Zgromadzeni tłumnie kibice mogli zobaczyć emocjonujące wyścigi w wykonaniu 104 motocrossowców, nie tylko z Polski, ale także z innych krajów Europy. Wśród zawodników, którzy się pojawili na torze Magiera, można było podziwiać czołówkę polskich motocrossowców: Jakuba Barczewskiego, Dawida Zarembę czy Macieja Zdunka.

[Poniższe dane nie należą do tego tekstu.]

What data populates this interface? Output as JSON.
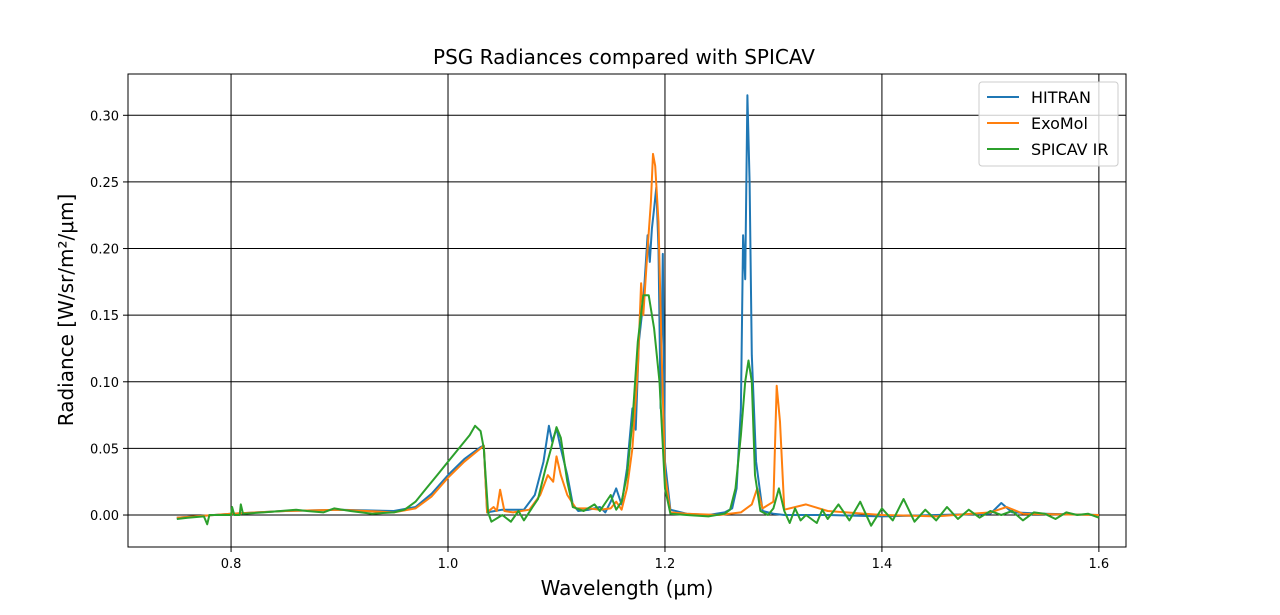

Pierwszego dnia zawodów odbyły się treningi i kwalifikacje, natomiast właściwe zmagania miały miejsce dopiero w niedzielę. Pomimo bardzo dobrego przygotowania toru, wyścigi nie należały do łatwych. Każde okrążenie wiązało się z hektolitrami wylanego potu. Trzeba było nie tylko zapanować nad ciężkim motocyklem, ale też wytrzymać olbrzymi w tym upale wysiłek fizyczny.
Zawody zorganizowane przez MKS Nekla można zaliczyć do udanych. Wyścigi przebiegły sprawnie, zgodnie z harmonogramem, a co najważniejsze bezpiecznie. Przybyli zawodnicy bardzo dobrze oceniali przygotowanie toru.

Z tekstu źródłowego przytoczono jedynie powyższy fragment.